Since 1927, the Cincinnati Recreation Commission has provided cultural and leisure activities for the community. Its facilities are spread across the region and include indoor recreation centers and 2,500 acres of outdoor play areas, which together host a broad range of activities for people of all ages, including athletic leagues, arts events, and an aquatic center. Before- and after-school programs and summer camps offer an outlet where kids can learn and play outside of school, and many centers also sponsor therapeutic programs for people with disabilities.
As an affiliate of Keep America Beautiful, Keep Cincinnati Beautiful is dedicated to improving the appearance of the community, along with educating and encouraging individuals to take greater responsibility for their environments and neighborhoods. The organization runs a number of community-improvement programs, such as a campaign to prevent cigarette litter, a state-roadway-cleanup group, and Future Blooms, which employs professional architects, artists, and landscape experts to paint, clean, and green vacant lots and abandoned buildings.
Part of a 160-year-old network of community centers, YMCA of Greater Cincinnati offers a space that provides a variety of learning and growing opportunities for the community. The organization’s programming encourages physical and mental activity for neighbors of all types, regardless of age or socioeconomic background. Its youth-development programs help participants learn more about themselves and develop positive behaviors, and healthy-living programs help families improve their overall well-being. The Y is also devoted to social responsibility, connecting those in need with the resources to help them achieve stability through charitable work and collaborations with policymakers.
Formed in 2000 by a group of Holocaust survivors and their families, the Center for Holocaust and Humanity Education strives to ensure an enduring future for humanity by educating young and old people alike about the horrors of the past. Inspired by a quotation from the Jewish New American Society in 1965, the group hopes to maintain a memorial “that will make sure our dear ones have not died in vain.” To carry out that mission, the center hosts regular events and educational programs and opens the doors to its permanent exhibit “Mapping Our Tears”, a recreation of an attic in 1930s Europe set in a multimedia theater. Somber and educational, the exhibit conveys the history of the Holocaust through artifacts donated by local families and video of eyewitness testimonials about the tragedy itself.

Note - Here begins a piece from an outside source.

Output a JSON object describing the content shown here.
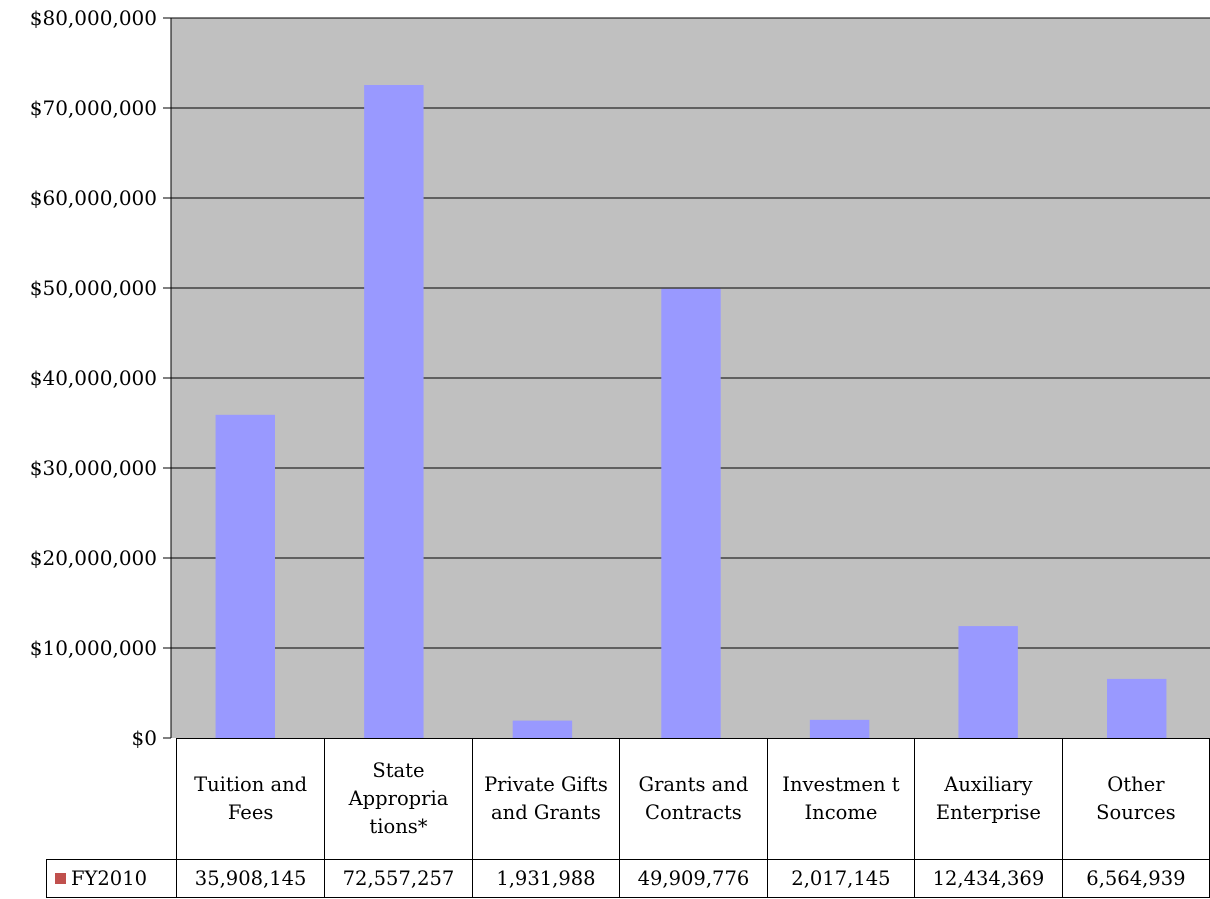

Groundwork Cincinnati/Mill Creek aims to develop a sustainable Mill Creek watershed by teaching the community about the environment and conducting ecological restoration projects. To this end, the organization has implemented four programs. The Freedom Trees program involves a 10-year urban-reforestation initiative linked with the local history of the Underground Railroad, wherein residents will plant at least 10,000 native trees in the corridor. Environmental-education programs introduce local youth to restoration with field trips for students and training programs for volunteers to monitor water quality and help conserve wildlife habitats. The Greenways project works to restore the natural landscape and develop recreational trails along Mill Creek. Laughing Brook teaches the community about the environment with a public artscape that recreates a functioning wetland filled with biosculptures of human hands, fish, and salamanders, and also helps clean storm-water runoff from a portion of Salway Park.

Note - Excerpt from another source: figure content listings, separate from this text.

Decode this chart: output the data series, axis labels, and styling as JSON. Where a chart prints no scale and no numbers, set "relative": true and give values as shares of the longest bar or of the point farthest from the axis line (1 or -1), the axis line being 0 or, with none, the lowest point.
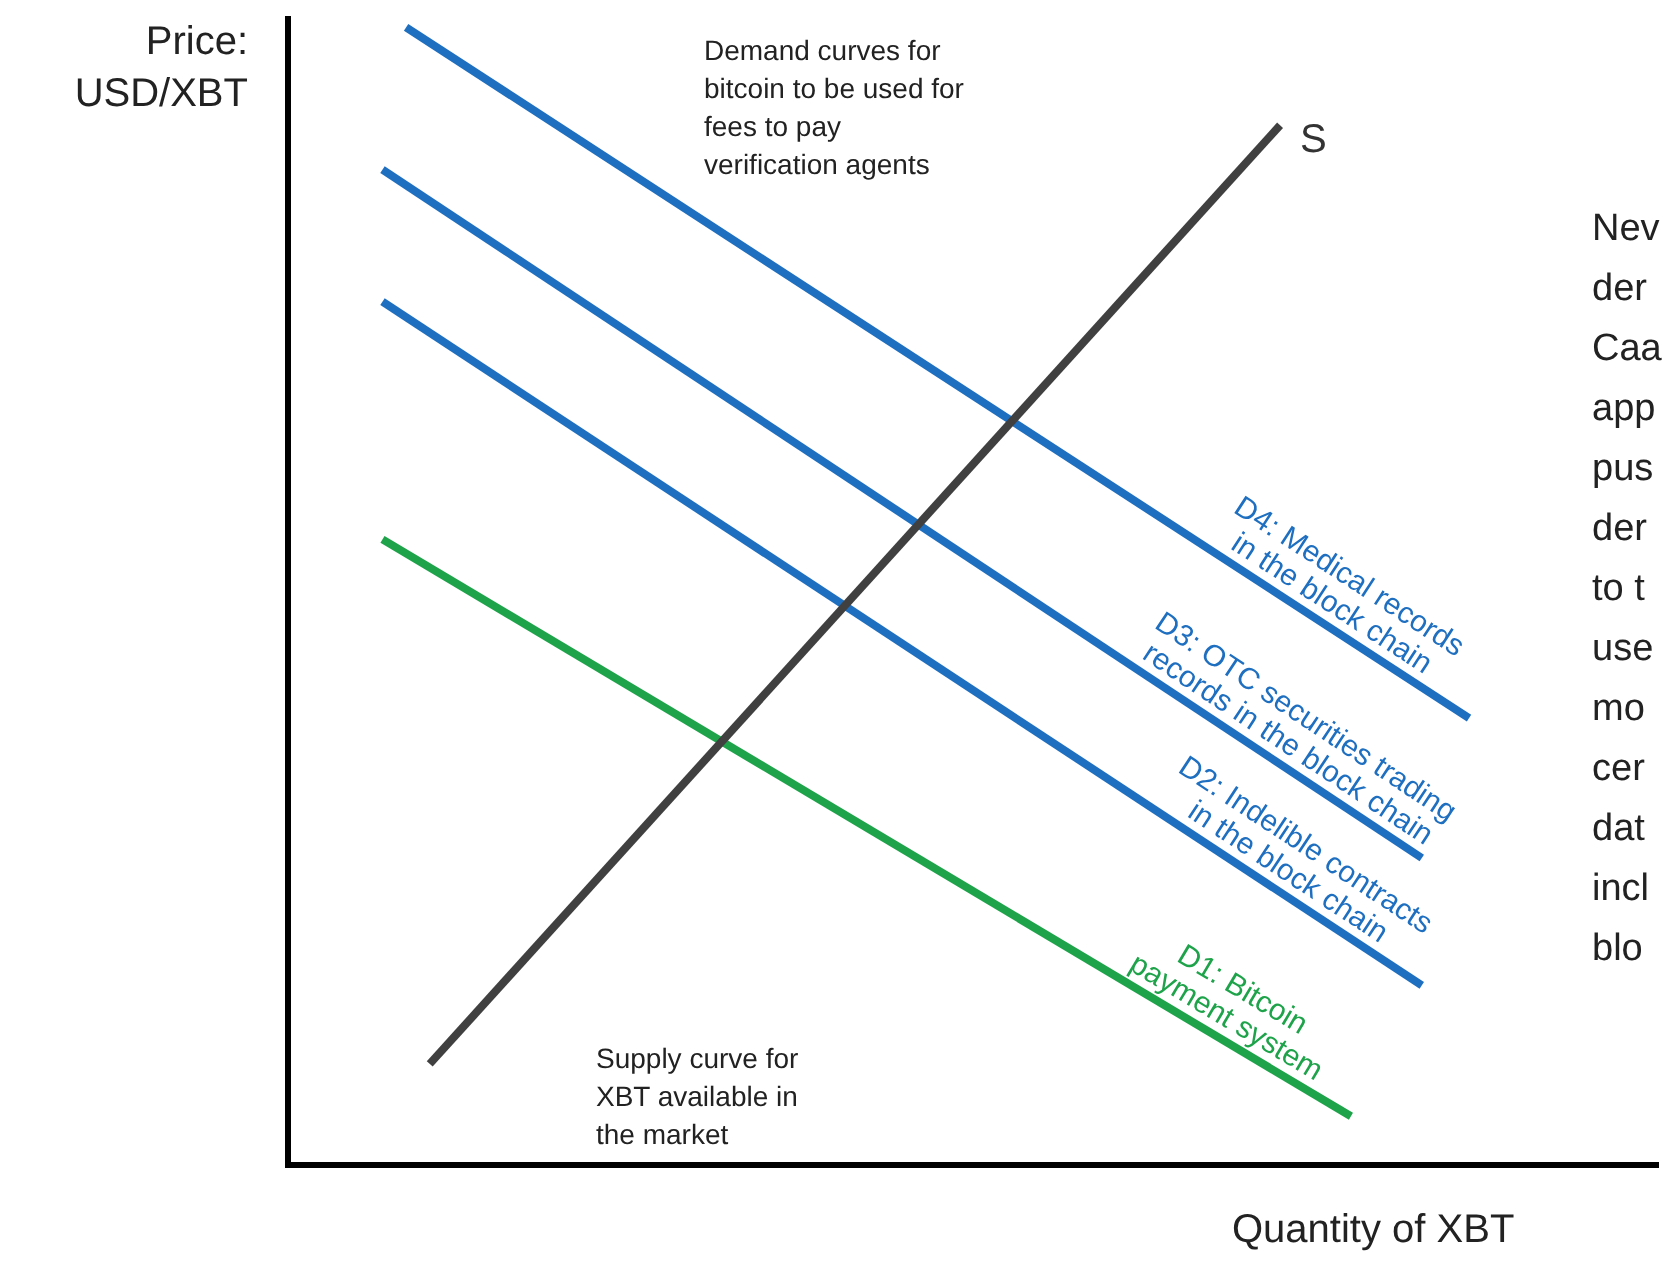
{
  "chart_data": {
    "type": "line",
    "relative": true,
    "xlabel": "Quantity of XBT",
    "ylabel": "Price:\nUSD/XBT",
    "legend": false,
    "marker": "none",
    "line_style": "solid",
    "categories": [
      null,
      null,
      null,
      null,
      null,
      null,
      null,
      null,
      null,
      null,
      null,
      null,
      null,
      null,
      null,
      null,
      null,
      null,
      null,
      null,
      null,
      null,
      null,
      null,
      null,
      null,
      null,
      null,
      null,
      null,
      null,
      null,
      null,
      null,
      null,
      null,
      null,
      null,
      null,
      null,
      null,
      null,
      null,
      null,
      null,
      null,
      null,
      null,
      null,
      null,
      null,
      null,
      null,
      null,
      null,
      null,
      null,
      null,
      null
    ],
    "series": [
      {
        "name": "S",
        "color": "#404040",
        "values": [
          null,
          null,
          null,
          null,
          null,
          null,
          0.089,
          null,
          null,
          null,
          null,
          null,
          null,
          null,
          null,
          null,
          null,
          null,
          null,
          null,
          null,
          null,
          null,
          null,
          null,
          null,
          null,
          null,
          null,
          null,
          null,
          null,
          null,
          null,
          null,
          null,
          null,
          null,
          null,
          null,
          null,
          null,
          0.914,
          null,
          null,
          null,
          null,
          null,
          null,
          null,
          null,
          null,
          null,
          null,
          null,
          null,
          null,
          null,
          null
        ]
      },
      {
        "name": "D4: Medical records\nin the block chain",
        "color": "#1f6fc0",
        "values": [
          null,
          null,
          null,
          null,
          null,
          1,
          null,
          null,
          null,
          null,
          null,
          null,
          null,
          null,
          null,
          null,
          null,
          null,
          null,
          null,
          null,
          null,
          null,
          null,
          null,
          null,
          null,
          null,
          null,
          null,
          null,
          null,
          null,
          null,
          null,
          null,
          null,
          null,
          null,
          null,
          null,
          null,
          null,
          null,
          null,
          null,
          null,
          null,
          null,
          null,
          0.393,
          null,
          null,
          null,
          null,
          null,
          null,
          null,
          null
        ]
      },
      {
        "name": "D3: OTC securities trading\nrecords in the block chain",
        "color": "#1f6fc0",
        "values": [
          null,
          null,
          null,
          null,
          0.875,
          null,
          null,
          null,
          null,
          null,
          null,
          null,
          null,
          null,
          null,
          null,
          null,
          null,
          null,
          null,
          null,
          null,
          null,
          null,
          null,
          null,
          null,
          null,
          null,
          null,
          null,
          null,
          null,
          null,
          null,
          null,
          null,
          null,
          null,
          null,
          null,
          null,
          null,
          null,
          null,
          null,
          null,
          null,
          0.27,
          null,
          null,
          null,
          null,
          null,
          null,
          null,
          null,
          null,
          null
        ]
      },
      {
        "name": "D2: Indelible contracts\nin the block chain",
        "color": "#1f6fc0",
        "values": [
          null,
          null,
          null,
          null,
          0.759,
          null,
          null,
          null,
          null,
          null,
          null,
          null,
          null,
          null,
          null,
          null,
          null,
          null,
          null,
          null,
          null,
          null,
          null,
          null,
          null,
          null,
          null,
          null,
          null,
          null,
          null,
          null,
          null,
          null,
          null,
          null,
          null,
          null,
          null,
          null,
          null,
          null,
          null,
          null,
          null,
          null,
          null,
          null,
          0.158,
          null,
          null,
          null,
          null,
          null,
          null,
          null,
          null,
          null,
          null
        ]
      },
      {
        "name": "D1: Bitcoin\npayment system",
        "color": "#1ea34a",
        "values": [
          null,
          null,
          null,
          null,
          0.55,
          null,
          null,
          null,
          null,
          null,
          null,
          null,
          null,
          null,
          null,
          null,
          null,
          null,
          null,
          null,
          null,
          null,
          null,
          null,
          null,
          null,
          null,
          null,
          null,
          null,
          null,
          null,
          null,
          null,
          null,
          null,
          null,
          null,
          null,
          null,
          null,
          null,
          null,
          null,
          null,
          0.043,
          null,
          null,
          null,
          null,
          null,
          null,
          null,
          null,
          null,
          null,
          null,
          null,
          null
        ]
      }
    ],
    "annotations": [
      "Demand curves for\nbitcoin to be used for\nfees to pay\nverification agents",
      "Supply curve for\nXBT available in\nthe market",
      "Nev\nder\nCaa\napp\npus\nder\nto t\nuse\nmo\ncer\ndat\nincl\nblo"
    ]
  }
}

The Cincinnati Chamber Orchestra showcases music not commonly performed by large symphony orchestras, so each show is an uncommon musical experience. During Spring 2, the delicately constructed harmonies of Arnold Schoenberg and George Gershwin (two works each) float across Corbett Auditorium and into ears to tickle auditory nerves like pixies riding tiny ponies on eardrums. Two of the four pieces were inspired by literature. Schoenberg’s Transfigured Night was inspired by a Richard Dehmel poem about a shocking confession that affects two lovers, while Gershwin's Porgy and Bess Suite is inspired by DuBose Heyward’s racially charged 1925 novel about the inhabitants of the semi-fictional Catfish Row. Schoenberg's Five Pieces for Orchestra, op. 16, is an unsettling work that balances Gershwin's famous Rhapsody in Blue, which is performed by acclaimed solo pianist Michael Chertock.